• Thanks to Damian Harvey for giving me an idea for today’s Blog. It’s quite hard keeping up this blog-a-day thing. Damian noted on Facebook that he’d spent the day driving his kids to and fro to some music event in Leeds. He wondered if parents drove their kids to Woodstock in the 60s.

    Well, of course they didn’t. Nowadays the parents are more likely to join the kids at the gig! Going to festivals was a generational rebellion thing.

    Somehow, when I was 15, I managed to get my parents to let me go off to the last Great Free Festival in WIndsor Great Park with my mate Godfrey, to meet up with our gang, who were also travelling in pairs. It took us all day to hitch from Bedford to Slough where we caught the local train to Windsor.
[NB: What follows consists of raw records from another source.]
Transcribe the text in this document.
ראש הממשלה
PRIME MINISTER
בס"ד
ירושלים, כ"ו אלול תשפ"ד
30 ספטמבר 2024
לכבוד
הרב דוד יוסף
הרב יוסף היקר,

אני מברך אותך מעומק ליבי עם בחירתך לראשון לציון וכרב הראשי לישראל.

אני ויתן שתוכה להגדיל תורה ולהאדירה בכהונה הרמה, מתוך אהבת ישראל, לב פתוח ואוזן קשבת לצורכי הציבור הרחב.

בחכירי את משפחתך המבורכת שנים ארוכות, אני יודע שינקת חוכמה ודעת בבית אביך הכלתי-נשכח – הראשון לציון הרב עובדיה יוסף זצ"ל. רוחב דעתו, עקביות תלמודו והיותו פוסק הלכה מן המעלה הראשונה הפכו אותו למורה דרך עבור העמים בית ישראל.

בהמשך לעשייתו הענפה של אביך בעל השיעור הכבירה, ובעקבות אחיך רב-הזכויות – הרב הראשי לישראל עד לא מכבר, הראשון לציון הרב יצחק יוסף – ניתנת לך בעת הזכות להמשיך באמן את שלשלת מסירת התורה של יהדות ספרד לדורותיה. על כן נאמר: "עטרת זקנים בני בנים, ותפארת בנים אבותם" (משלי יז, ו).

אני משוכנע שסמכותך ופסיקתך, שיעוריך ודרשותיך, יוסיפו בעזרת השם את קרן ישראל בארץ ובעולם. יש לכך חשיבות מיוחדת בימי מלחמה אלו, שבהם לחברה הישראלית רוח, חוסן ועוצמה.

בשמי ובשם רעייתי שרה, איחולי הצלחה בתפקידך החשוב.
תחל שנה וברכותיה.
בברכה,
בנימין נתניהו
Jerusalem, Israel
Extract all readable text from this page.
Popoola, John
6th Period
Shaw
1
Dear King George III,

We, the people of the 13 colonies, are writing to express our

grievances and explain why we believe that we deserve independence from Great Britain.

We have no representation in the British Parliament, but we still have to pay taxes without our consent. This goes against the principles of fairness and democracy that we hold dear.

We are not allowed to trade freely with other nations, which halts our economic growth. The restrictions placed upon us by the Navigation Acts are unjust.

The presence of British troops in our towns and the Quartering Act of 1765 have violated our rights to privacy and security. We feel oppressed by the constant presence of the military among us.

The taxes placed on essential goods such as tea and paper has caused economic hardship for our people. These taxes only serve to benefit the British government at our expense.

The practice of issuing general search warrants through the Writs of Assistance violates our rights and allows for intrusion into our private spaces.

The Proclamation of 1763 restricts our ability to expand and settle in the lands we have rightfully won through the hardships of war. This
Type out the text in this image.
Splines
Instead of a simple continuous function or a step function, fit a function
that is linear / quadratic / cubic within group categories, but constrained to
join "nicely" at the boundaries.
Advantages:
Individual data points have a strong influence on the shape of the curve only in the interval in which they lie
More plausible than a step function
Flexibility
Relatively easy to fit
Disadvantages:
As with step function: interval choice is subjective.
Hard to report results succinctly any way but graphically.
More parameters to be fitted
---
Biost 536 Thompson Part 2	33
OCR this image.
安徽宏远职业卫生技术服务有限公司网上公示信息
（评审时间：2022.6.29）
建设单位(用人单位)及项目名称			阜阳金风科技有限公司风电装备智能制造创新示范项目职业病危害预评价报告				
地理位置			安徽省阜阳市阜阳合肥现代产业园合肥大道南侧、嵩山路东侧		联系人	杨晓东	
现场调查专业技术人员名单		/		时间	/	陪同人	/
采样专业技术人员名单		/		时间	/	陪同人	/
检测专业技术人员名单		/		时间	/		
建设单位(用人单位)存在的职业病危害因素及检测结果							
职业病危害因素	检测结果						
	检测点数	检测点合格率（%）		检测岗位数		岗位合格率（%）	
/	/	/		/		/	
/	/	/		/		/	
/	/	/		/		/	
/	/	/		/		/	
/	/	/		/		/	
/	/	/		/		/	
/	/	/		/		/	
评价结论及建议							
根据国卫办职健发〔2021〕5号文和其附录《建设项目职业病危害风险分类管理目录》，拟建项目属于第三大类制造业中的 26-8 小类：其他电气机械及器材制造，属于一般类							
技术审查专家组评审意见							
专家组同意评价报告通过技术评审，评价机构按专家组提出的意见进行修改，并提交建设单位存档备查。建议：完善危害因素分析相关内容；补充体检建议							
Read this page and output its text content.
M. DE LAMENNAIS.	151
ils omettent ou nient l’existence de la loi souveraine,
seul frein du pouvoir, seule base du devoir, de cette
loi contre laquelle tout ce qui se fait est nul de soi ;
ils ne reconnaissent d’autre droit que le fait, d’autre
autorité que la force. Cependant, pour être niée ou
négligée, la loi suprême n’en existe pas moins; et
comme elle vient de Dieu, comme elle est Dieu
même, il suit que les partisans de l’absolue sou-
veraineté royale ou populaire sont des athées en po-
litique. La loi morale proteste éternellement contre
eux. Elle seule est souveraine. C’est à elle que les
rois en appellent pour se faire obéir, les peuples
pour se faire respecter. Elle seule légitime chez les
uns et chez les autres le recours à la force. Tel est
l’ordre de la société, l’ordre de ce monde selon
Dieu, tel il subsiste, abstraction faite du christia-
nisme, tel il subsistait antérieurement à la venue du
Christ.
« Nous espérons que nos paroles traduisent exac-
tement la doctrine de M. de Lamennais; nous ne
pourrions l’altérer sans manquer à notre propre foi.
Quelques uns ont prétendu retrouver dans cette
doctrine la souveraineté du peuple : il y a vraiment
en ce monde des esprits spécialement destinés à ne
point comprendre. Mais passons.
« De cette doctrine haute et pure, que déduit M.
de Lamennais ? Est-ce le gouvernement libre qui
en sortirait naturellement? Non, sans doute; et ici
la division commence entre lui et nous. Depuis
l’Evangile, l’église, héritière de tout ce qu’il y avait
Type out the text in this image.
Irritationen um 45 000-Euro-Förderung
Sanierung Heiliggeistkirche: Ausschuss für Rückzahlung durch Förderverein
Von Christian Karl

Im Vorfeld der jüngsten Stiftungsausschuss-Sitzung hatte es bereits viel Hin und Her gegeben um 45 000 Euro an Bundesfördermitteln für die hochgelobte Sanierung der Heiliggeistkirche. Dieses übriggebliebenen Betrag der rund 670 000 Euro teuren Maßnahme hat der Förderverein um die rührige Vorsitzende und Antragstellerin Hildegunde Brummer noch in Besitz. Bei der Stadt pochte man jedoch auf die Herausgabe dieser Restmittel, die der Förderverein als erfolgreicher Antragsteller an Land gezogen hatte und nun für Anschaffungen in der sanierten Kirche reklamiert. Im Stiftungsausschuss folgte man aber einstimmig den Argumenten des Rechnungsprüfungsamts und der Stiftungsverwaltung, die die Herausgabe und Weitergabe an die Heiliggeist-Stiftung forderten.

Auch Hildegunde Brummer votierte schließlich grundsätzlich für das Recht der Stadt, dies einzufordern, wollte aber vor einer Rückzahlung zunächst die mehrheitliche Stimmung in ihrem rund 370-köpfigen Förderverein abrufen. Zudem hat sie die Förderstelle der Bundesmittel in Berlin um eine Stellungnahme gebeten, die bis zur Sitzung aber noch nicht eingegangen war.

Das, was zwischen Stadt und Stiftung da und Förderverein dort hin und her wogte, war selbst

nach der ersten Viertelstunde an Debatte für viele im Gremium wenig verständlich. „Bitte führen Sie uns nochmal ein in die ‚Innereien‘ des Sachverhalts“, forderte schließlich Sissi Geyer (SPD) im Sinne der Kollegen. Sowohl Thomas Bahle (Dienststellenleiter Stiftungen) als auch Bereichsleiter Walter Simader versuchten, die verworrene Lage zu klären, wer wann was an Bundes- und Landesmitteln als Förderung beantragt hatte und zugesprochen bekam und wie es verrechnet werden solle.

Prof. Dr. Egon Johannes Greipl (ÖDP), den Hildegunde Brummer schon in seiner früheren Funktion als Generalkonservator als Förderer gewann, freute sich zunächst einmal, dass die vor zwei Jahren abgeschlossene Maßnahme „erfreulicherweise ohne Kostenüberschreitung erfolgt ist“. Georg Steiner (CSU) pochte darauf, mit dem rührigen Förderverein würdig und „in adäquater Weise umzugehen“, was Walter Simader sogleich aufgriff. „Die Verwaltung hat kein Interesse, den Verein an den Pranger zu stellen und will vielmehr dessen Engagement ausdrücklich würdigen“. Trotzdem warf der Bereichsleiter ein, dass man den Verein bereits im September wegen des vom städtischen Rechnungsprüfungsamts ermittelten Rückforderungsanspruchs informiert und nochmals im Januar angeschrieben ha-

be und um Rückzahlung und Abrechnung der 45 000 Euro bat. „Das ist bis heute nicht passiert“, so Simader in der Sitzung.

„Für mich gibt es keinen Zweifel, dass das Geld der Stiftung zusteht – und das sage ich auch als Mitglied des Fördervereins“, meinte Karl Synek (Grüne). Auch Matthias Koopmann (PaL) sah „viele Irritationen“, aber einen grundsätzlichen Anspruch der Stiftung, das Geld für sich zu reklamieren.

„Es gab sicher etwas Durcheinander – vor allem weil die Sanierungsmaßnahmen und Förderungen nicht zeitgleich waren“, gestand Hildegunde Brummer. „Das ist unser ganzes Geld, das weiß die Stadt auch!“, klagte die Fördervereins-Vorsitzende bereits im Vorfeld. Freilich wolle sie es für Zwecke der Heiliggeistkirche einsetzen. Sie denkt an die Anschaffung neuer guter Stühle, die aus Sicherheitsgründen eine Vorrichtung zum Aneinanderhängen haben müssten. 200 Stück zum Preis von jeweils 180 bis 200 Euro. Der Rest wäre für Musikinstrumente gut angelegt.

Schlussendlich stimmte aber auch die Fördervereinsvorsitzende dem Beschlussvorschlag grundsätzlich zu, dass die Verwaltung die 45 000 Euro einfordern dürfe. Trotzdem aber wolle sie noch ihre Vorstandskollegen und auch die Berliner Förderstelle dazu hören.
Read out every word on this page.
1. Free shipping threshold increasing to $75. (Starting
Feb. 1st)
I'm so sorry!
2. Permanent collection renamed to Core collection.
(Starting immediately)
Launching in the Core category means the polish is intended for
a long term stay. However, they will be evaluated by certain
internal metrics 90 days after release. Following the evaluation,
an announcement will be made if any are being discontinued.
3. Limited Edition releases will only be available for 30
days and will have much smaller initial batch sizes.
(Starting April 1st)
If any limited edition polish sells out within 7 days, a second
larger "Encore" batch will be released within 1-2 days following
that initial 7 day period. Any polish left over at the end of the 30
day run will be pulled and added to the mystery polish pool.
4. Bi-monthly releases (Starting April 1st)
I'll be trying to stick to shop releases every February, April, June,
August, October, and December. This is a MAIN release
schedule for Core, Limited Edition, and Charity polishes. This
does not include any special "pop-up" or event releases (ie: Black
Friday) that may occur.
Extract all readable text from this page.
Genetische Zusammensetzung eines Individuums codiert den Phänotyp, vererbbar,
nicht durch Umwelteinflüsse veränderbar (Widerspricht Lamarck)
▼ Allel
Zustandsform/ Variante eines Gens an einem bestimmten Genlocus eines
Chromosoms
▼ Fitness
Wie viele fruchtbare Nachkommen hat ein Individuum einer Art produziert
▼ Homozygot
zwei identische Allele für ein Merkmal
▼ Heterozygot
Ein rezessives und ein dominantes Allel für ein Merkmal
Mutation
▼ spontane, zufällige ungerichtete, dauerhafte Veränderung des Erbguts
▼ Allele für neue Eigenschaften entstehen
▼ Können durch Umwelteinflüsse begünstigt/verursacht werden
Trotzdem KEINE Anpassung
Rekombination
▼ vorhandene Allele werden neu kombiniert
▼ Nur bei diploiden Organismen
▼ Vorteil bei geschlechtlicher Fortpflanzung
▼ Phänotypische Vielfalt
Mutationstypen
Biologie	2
    The town was heaving with the unwashed. Queues of hippies lined the streets to get into the toilets under the town hall where Prince Charles and Camilla were later married. I didn’t have a tent, just a sleeping bag wrapped up in a tarpaulin.

    It was crazy. There was no real organisation, just a flatbed lorry as a stage. Most people were stoned. All the time you could hear the cry, “Where’s Wally?” wafting over the crowds. Wally was a mythical drug dealer. I think if you called out for him, someone would approach you and sell you some dope. I was more of a hippy than my friends, indeed several people used to call me “hippy” in those days. But I didn’t do drugs. I puffed a few joints that were passed around but I didn’t like it and was terrified of anything stronger. At that age I had a friend who was a heroine addict who eventually died of an overdose. I couldn’t see any glamour in it. Also there were serious sanctions for being caught in possession of even the smallest amount of any kind of drug and in those days the “fuzz” were quite happy to plant it on you if they suspected you but couldn’t find any on you.

    At the festival, I bumped into Glyn, my old best friend from my previous school. He and his brother had gone full time into hippydom and were quite stoned. I joined their camp as they were really quite together. They were raiding for firewood and had a nice little campfire going and were actually cooking stuff on it. I had a few tins of beans and a can opener. That’s all I had to live off for the weekend! Glyn had turned into a fabulously romantic character, bare-chested with a yellow velvet cloak and long, flaming red hair. He looked every bit like a Viking God and had picked up the attitude to go with it.

    There were no toilets and luckily no rain or otherwise the place would have turned into a cholera breeding ground. Stoned hippies were urinating and defacating where ever they liked. There were no nice Highland Spring plastic water bottles to be bought from Tesco in those days, no catering vans or mobile toilets. No event industry. It was a bit like a modern Flashmob. The word went out and everyone turned up. The town pretty much ran out of food. I think emergency standpipes were set up so we could get a drink and splash our faces.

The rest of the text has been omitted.